Two indistinguishable goats were brought on Yom Kippur before the Kohein Gadol, who placed a randomly-pulled lot on the head of each animal. One lot read “to Hashem” and the other “to Azazel” – the name of a steep cliff in a barren desert.
The first was sacrificed as a holy korban; the second, taken to the cliff and thrown off, dying unceremoniously before even reaching the bottom.
There are two ways to view human life, either as the result of intent or the product of accident. And a corollary follows: Either our lives are meaningful, or they are not.

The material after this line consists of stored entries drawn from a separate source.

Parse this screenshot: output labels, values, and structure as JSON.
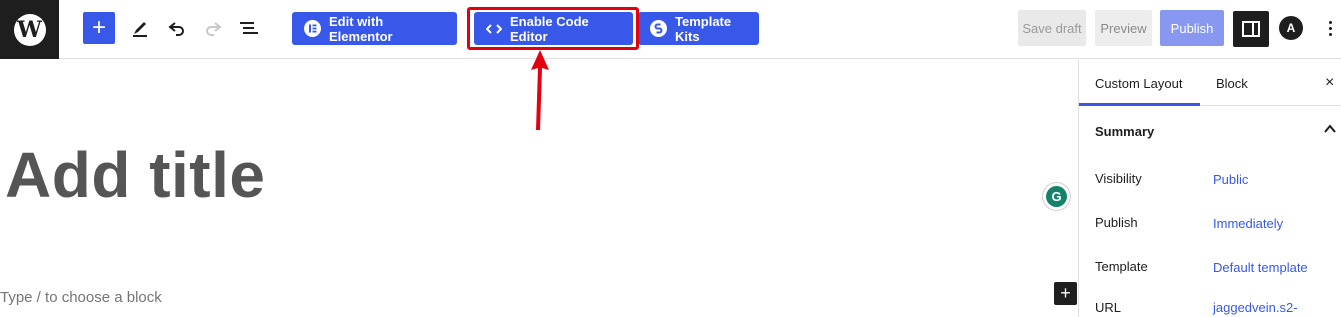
{
  "toolbar": {
    "logo_glyph": "W",
    "add_block": "+",
    "edit_elementor": "Edit with Elementor",
    "enable_code_editor": "Enable Code Editor",
    "template_kits": "Template Kits",
    "save_draft": "Save draft",
    "preview": "Preview",
    "publish": "Publish",
    "astra_glyph": "A",
    "colors": {
      "accent": "#3858e9",
      "highlight": "#e3000f"
    },
    "icons": [
      "wordpress-icon",
      "plus-icon",
      "pen-icon",
      "undo-icon",
      "redo-icon",
      "list-view-icon",
      "elementor-icon",
      "code-icon",
      "template-kits-icon",
      "sidebar-toggle-icon",
      "astra-icon",
      "more-options-icon"
    ]
  },
  "editor": {
    "title_placeholder": "Add title",
    "block_placeholder": "Type / to choose a block",
    "grammarly_glyph": "G",
    "inline_add": "+"
  },
  "sidebar": {
    "tabs": [
      "Custom Layout",
      "Block"
    ],
    "close": "×",
    "summary": "Summary",
    "rows": [
      {
        "label": "Visibility",
        "value": "Public"
      },
      {
        "label": "Publish",
        "value": "Immediately"
      },
      {
        "label": "Template",
        "value": "Default template"
      },
      {
        "label": "URL",
        "value": "jaggedvein.s2-"
      }
    ]
  }
}
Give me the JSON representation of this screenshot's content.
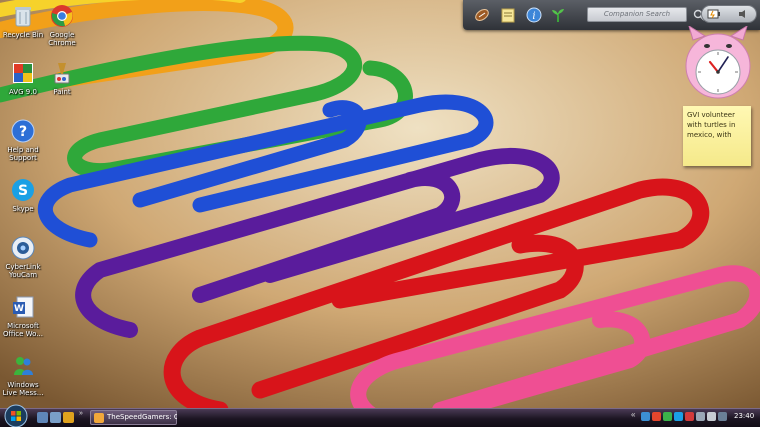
{
  "desktop": {
    "icons": [
      {
        "label": "Recycle Bin",
        "icon": "recycle-bin-icon"
      },
      {
        "label": "Google Chrome",
        "icon": "chrome-icon"
      },
      {
        "label": "AVG 9.0",
        "icon": "avg-icon"
      },
      {
        "label": "Paint",
        "icon": "paint-icon"
      },
      {
        "label": "Help and Support",
        "icon": "help-icon"
      },
      {
        "label": "Skype",
        "icon": "skype-icon"
      },
      {
        "label": "CyberLink YouCam",
        "icon": "youcam-icon"
      },
      {
        "label": "Microsoft Office Wo...",
        "icon": "word-icon"
      },
      {
        "label": "Windows Live Mess...",
        "icon": "messenger-icon"
      }
    ]
  },
  "gadget_bar": {
    "search_placeholder": "Companion Search"
  },
  "sticky_note": {
    "text": "GVI volunteer with turtles in mexico, with"
  },
  "taskbar": {
    "window_button_label": "TheSpeedGamers: C...",
    "overflow_label": "»",
    "tray_overflow_label": "«",
    "clock": "23:40"
  },
  "colors": {
    "taskbar": "#1c1522",
    "sticky": "#fff8b3",
    "clip_red": "#d8141a",
    "clip_blue": "#1f4fd6",
    "clip_purple": "#5a1c9c",
    "clip_green": "#2fa83a",
    "clip_pink": "#ef4f93"
  }
}
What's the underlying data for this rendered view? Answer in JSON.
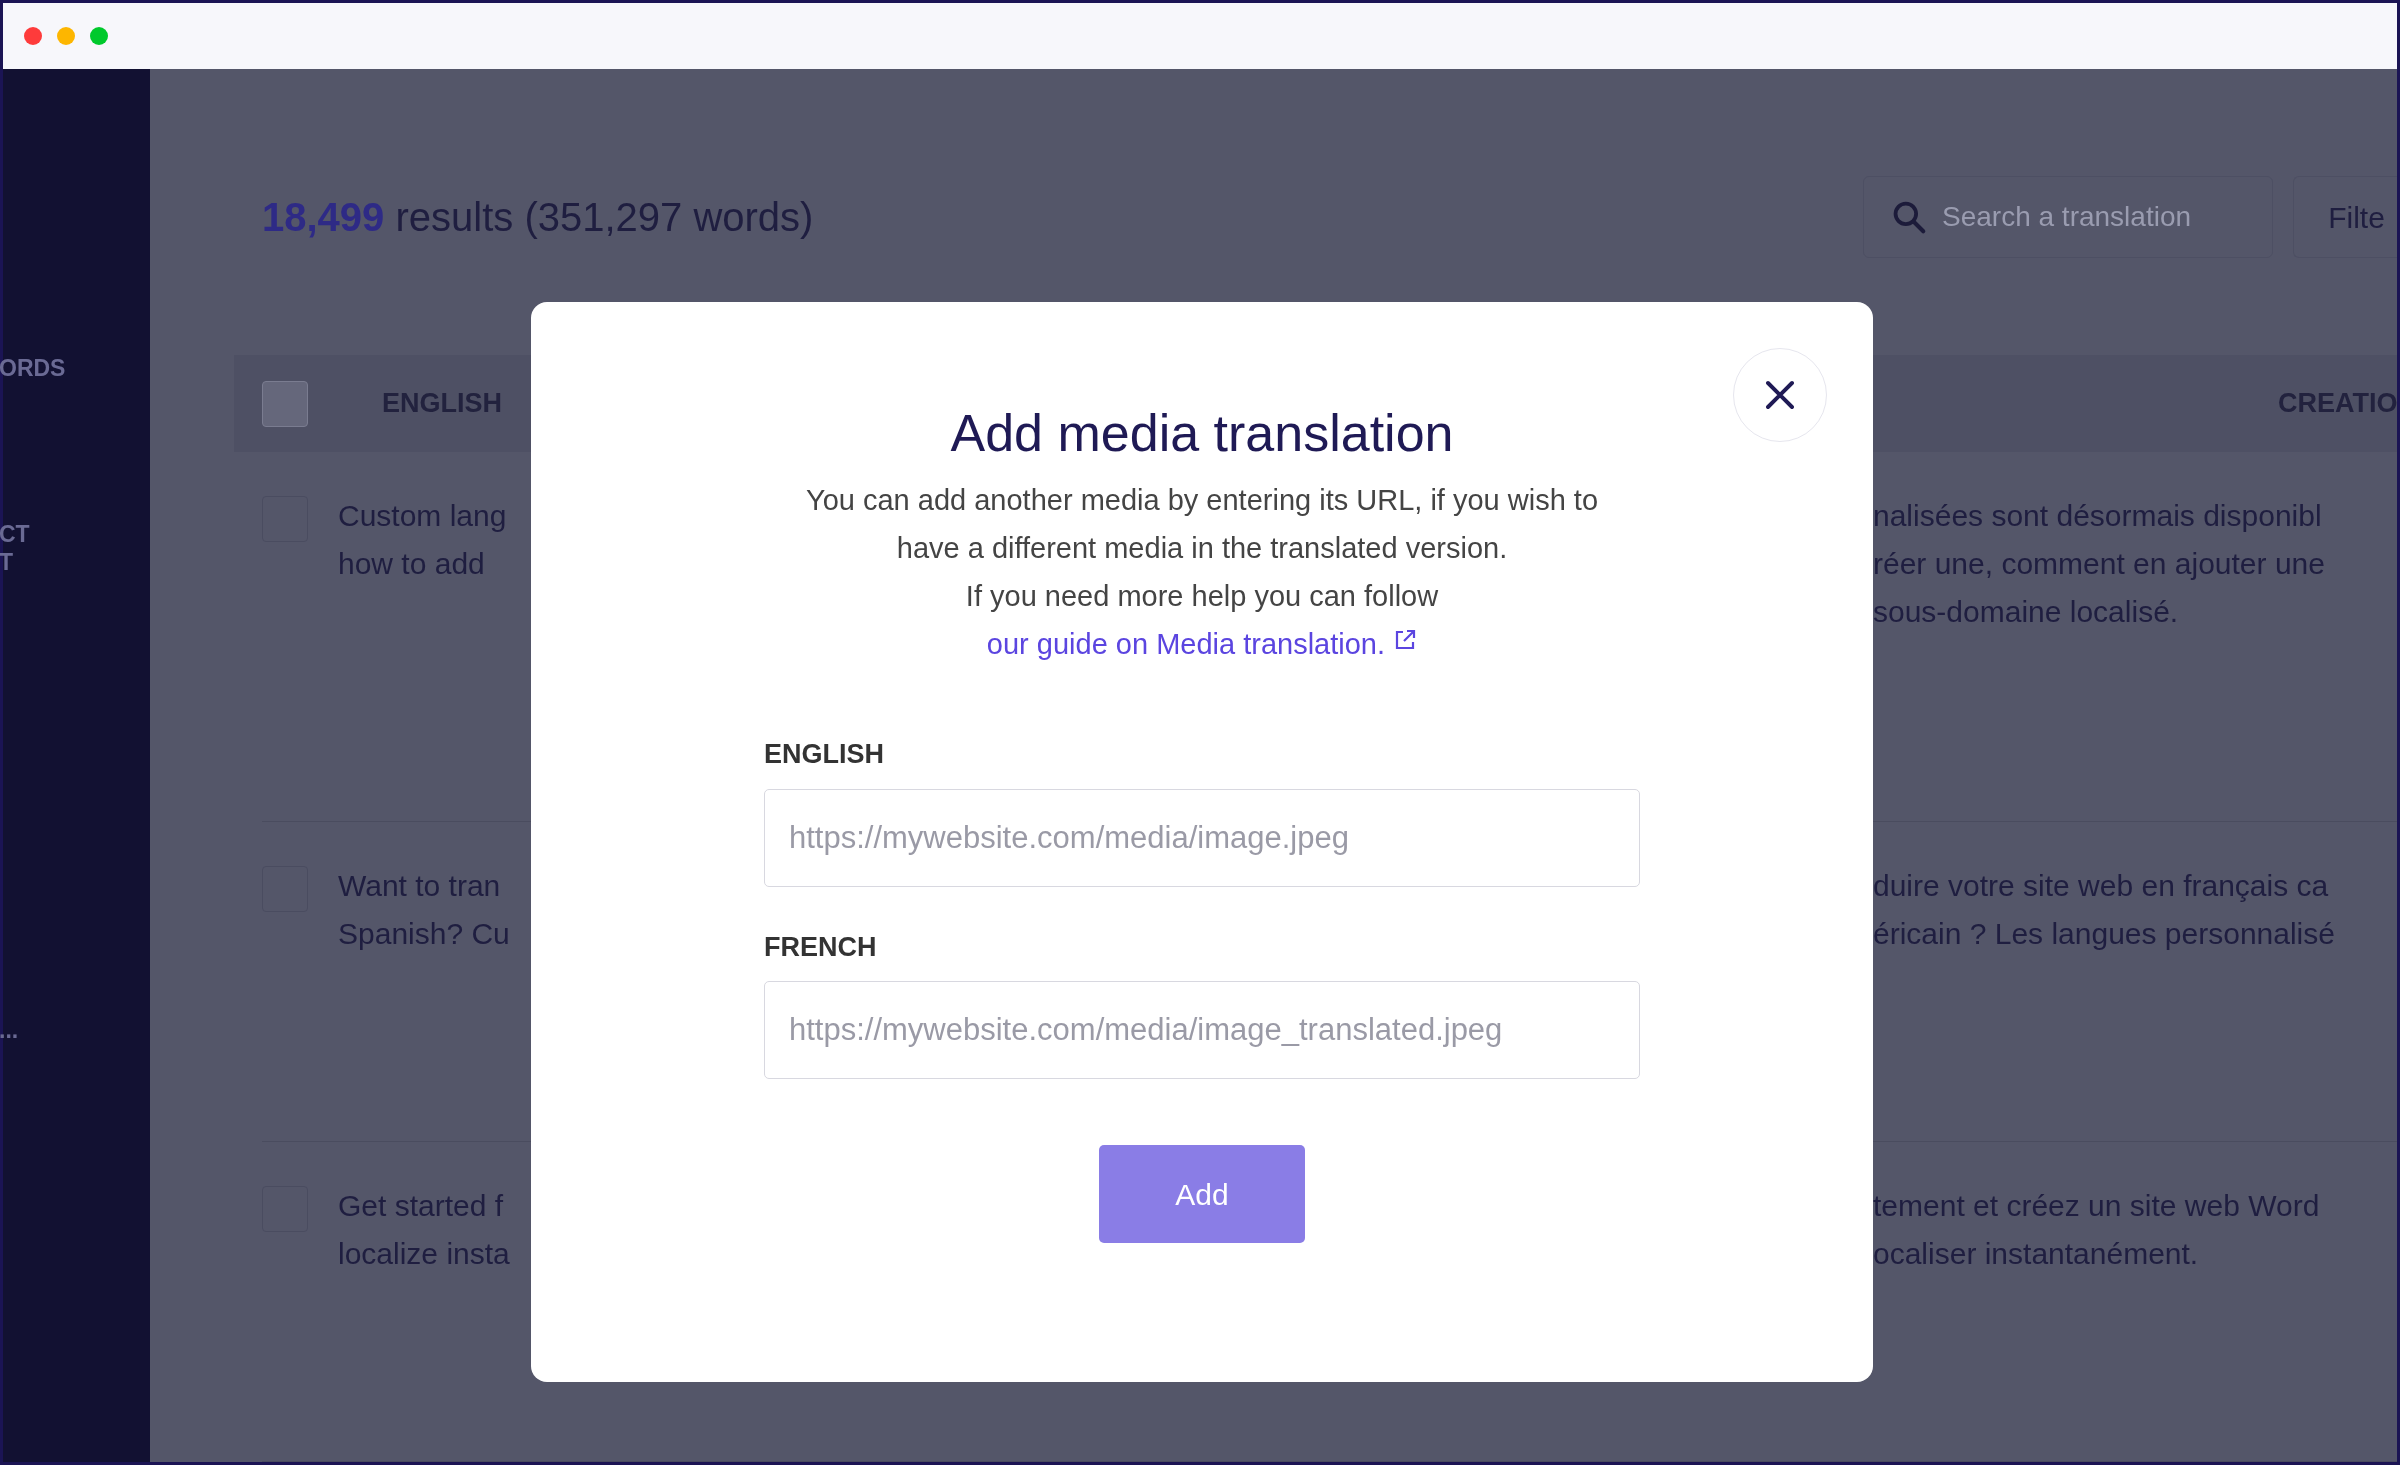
{
  "sidebar": {
    "items": [
      "ORDS",
      "CT",
      "T",
      "..."
    ]
  },
  "results": {
    "count": "18,499",
    "label": "results (351,297 words)"
  },
  "search": {
    "placeholder": "Search a translation"
  },
  "filter_button": "Filte",
  "table": {
    "select_all_checked": false,
    "columns": [
      "ENGLISH",
      "CREATIO"
    ],
    "rows": [
      {
        "checked": false,
        "source_lines": [
          "Custom lang",
          "how to add"
        ],
        "translation_lines": [
          "nalisées sont désormais disponibl",
          "réer une, comment en ajouter une",
          "sous-domaine localisé."
        ]
      },
      {
        "checked": false,
        "source_lines": [
          "Want to tran",
          "Spanish? Cu"
        ],
        "translation_lines": [
          "duire votre site web en français ca",
          "éricain ? Les langues personnalisé"
        ]
      },
      {
        "checked": false,
        "source_lines": [
          "Get started f",
          "localize insta"
        ],
        "translation_lines": [
          "tement et créez un site web Word",
          "ocaliser instantanément."
        ]
      }
    ]
  },
  "modal": {
    "title": "Add media translation",
    "description": "You can add another media by entering its URL, if you wish to have a different media in the translated version.",
    "help_text": "If you need more help you can follow",
    "help_link": "our guide on Media translation.",
    "fields": [
      {
        "label": "ENGLISH",
        "placeholder": "https://mywebsite.com/media/image.jpeg"
      },
      {
        "label": "FRENCH",
        "placeholder": "https://mywebsite.com/media/image_translated.jpeg"
      }
    ],
    "submit": "Add"
  }
}
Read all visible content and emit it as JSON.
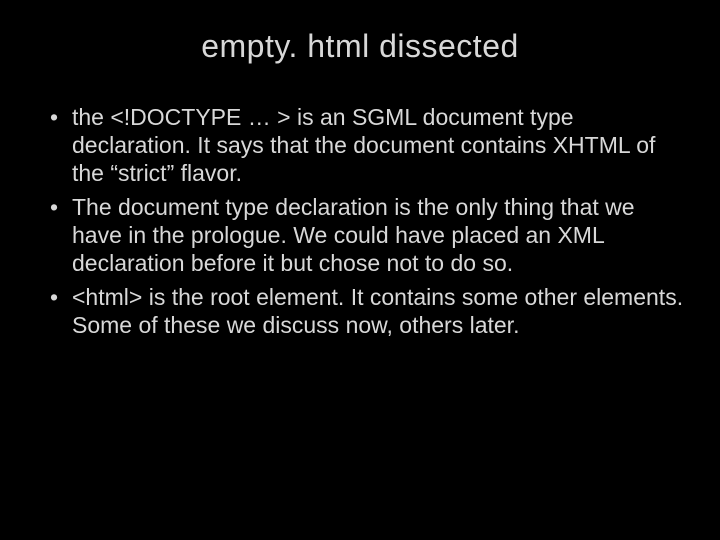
{
  "slide": {
    "title": "empty. html dissected",
    "bullets": [
      "the <!DOCTYPE … > is an SGML document type declaration. It says that the document contains XHTML of the “strict” flavor.",
      "The document type declaration is the only thing that we have in the prologue. We could have placed an XML declaration before it but chose not to do so.",
      "<html> is the root element. It contains some other elements. Some of these we discuss now, others later."
    ]
  }
}
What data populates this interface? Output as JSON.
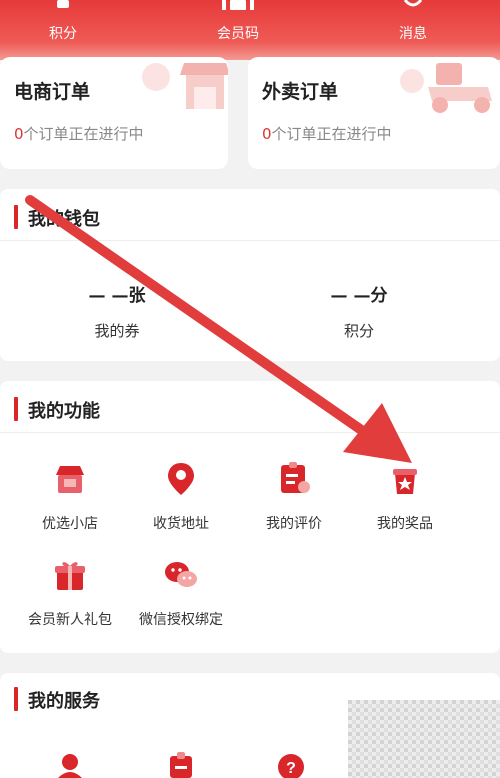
{
  "top_nav": {
    "items": [
      {
        "label": "积分",
        "icon": "points-icon"
      },
      {
        "label": "会员码",
        "icon": "qrcode-icon"
      },
      {
        "label": "消息",
        "icon": "message-icon"
      }
    ]
  },
  "orders": {
    "ecommerce": {
      "title": "电商订单",
      "count": "0",
      "status": "个订单正在进行中"
    },
    "takeout": {
      "title": "外卖订单",
      "count": "0",
      "status": "个订单正在进行中"
    }
  },
  "wallet": {
    "title": "我的钱包",
    "coupons": {
      "value": "— —张",
      "label": "我的券"
    },
    "points": {
      "value": "— —分",
      "label": "积分"
    }
  },
  "functions": {
    "title": "我的功能",
    "items": [
      {
        "label": "优选小店",
        "icon": "shop-icon"
      },
      {
        "label": "收货地址",
        "icon": "location-icon"
      },
      {
        "label": "我的评价",
        "icon": "review-icon"
      },
      {
        "label": "我的奖品",
        "icon": "prize-icon"
      },
      {
        "label": "会员新人礼包",
        "icon": "gift-icon"
      },
      {
        "label": "微信授权绑定",
        "icon": "wechat-icon"
      }
    ]
  },
  "services": {
    "title": "我的服务",
    "icons": [
      "person-icon",
      "clipboard-icon",
      "help-icon"
    ]
  },
  "colors": {
    "brand_red": "#d8262b",
    "header_red": "#e63a3a",
    "annotation_arrow": "#e23d3d"
  }
}
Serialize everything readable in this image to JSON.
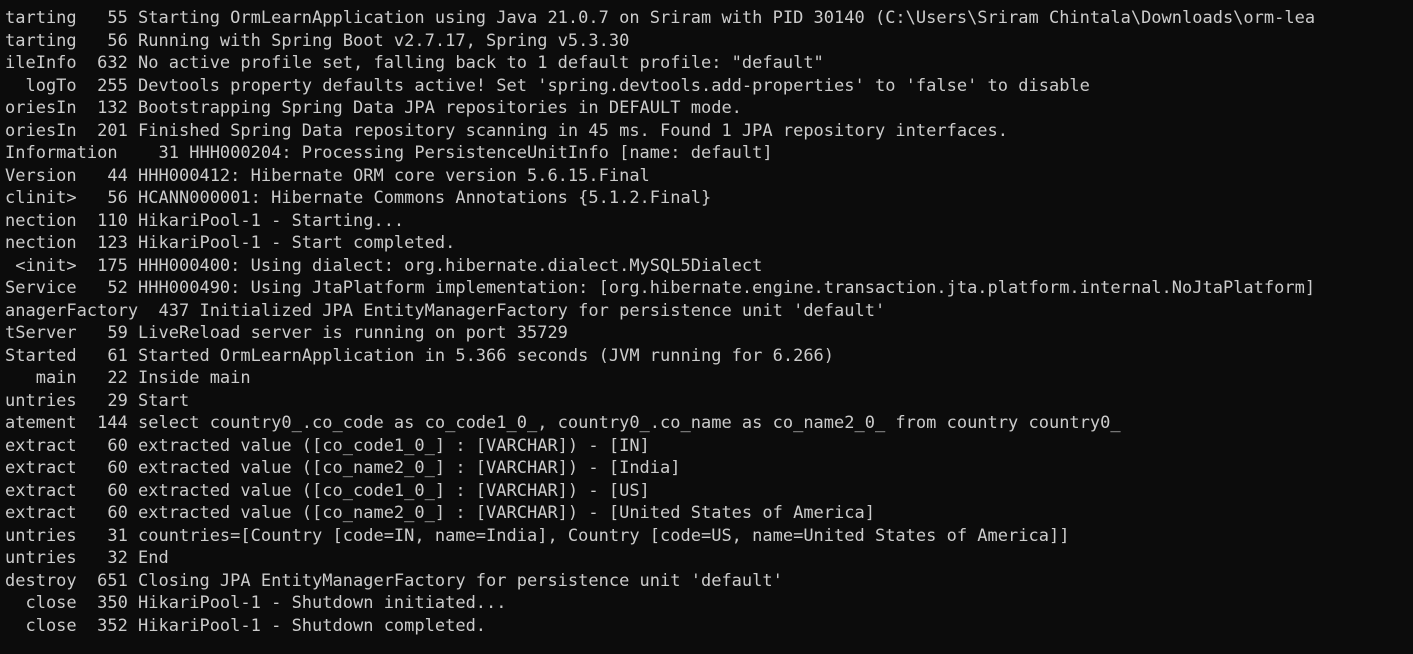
{
  "terminal": {
    "background": "#0c0c0c",
    "foreground": "#cccccc",
    "lines": [
      "tarting   55 Starting OrmLearnApplication using Java 21.0.7 on Sriram with PID 30140 (C:\\Users\\Sriram Chintala\\Downloads\\orm-lea",
      "tarting   56 Running with Spring Boot v2.7.17, Spring v5.3.30",
      "ileInfo  632 No active profile set, falling back to 1 default profile: \"default\"",
      "  logTo  255 Devtools property defaults active! Set 'spring.devtools.add-properties' to 'false' to disable",
      "oriesIn  132 Bootstrapping Spring Data JPA repositories in DEFAULT mode.",
      "oriesIn  201 Finished Spring Data repository scanning in 45 ms. Found 1 JPA repository interfaces.",
      "Information    31 HHH000204: Processing PersistenceUnitInfo [name: default]",
      "Version   44 HHH000412: Hibernate ORM core version 5.6.15.Final",
      "clinit>   56 HCANN000001: Hibernate Commons Annotations {5.1.2.Final}",
      "nection  110 HikariPool-1 - Starting...",
      "nection  123 HikariPool-1 - Start completed.",
      " <init>  175 HHH000400: Using dialect: org.hibernate.dialect.MySQL5Dialect",
      "Service   52 HHH000490: Using JtaPlatform implementation: [org.hibernate.engine.transaction.jta.platform.internal.NoJtaPlatform]",
      "anagerFactory  437 Initialized JPA EntityManagerFactory for persistence unit 'default'",
      "tServer   59 LiveReload server is running on port 35729",
      "Started   61 Started OrmLearnApplication in 5.366 seconds (JVM running for 6.266)",
      "   main   22 Inside main",
      "untries   29 Start",
      "atement  144 select country0_.co_code as co_code1_0_, country0_.co_name as co_name2_0_ from country country0_",
      "extract   60 extracted value ([co_code1_0_] : [VARCHAR]) - [IN]",
      "extract   60 extracted value ([co_name2_0_] : [VARCHAR]) - [India]",
      "extract   60 extracted value ([co_code1_0_] : [VARCHAR]) - [US]",
      "extract   60 extracted value ([co_name2_0_] : [VARCHAR]) - [United States of America]",
      "untries   31 countries=[Country [code=IN, name=India], Country [code=US, name=United States of America]]",
      "untries   32 End",
      "destroy  651 Closing JPA EntityManagerFactory for persistence unit 'default'",
      "  close  350 HikariPool-1 - Shutdown initiated...",
      "  close  352 HikariPool-1 - Shutdown completed."
    ]
  }
}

If the roots of our existence ultimately lie in randomness, there can be no more meaning to good and bad actions than to good or bad plays; no more import to right and wrong than to right and left. Societal norms can be promoted, but a social contract is a practical tool, not a moral imperative. Only if there is a Creator in the larger picture can there be ultimate import to human life, placing it on a plane meaningfully above that of mosquitoes.
The Torah’s most basic message is the meaningfulness of human life.
Might the goat brought as a korban symbolize recognition of the idea that humans are beholden to something greater? And the counter-goat, fate to a desolate, unholy place, allude to the perspective of life as pointless, lacking higher purpose?
Strangely, the Azazel-goat is described by the Torah as carrying away the people’s sins.
Might that mean that sin stems from not realizing how meaningful our lives are? And might a reminder about that idea on the holiest day of the Jewish year spur thoughts of repentance, of re-embracing the grand meaningfulness that is a human life?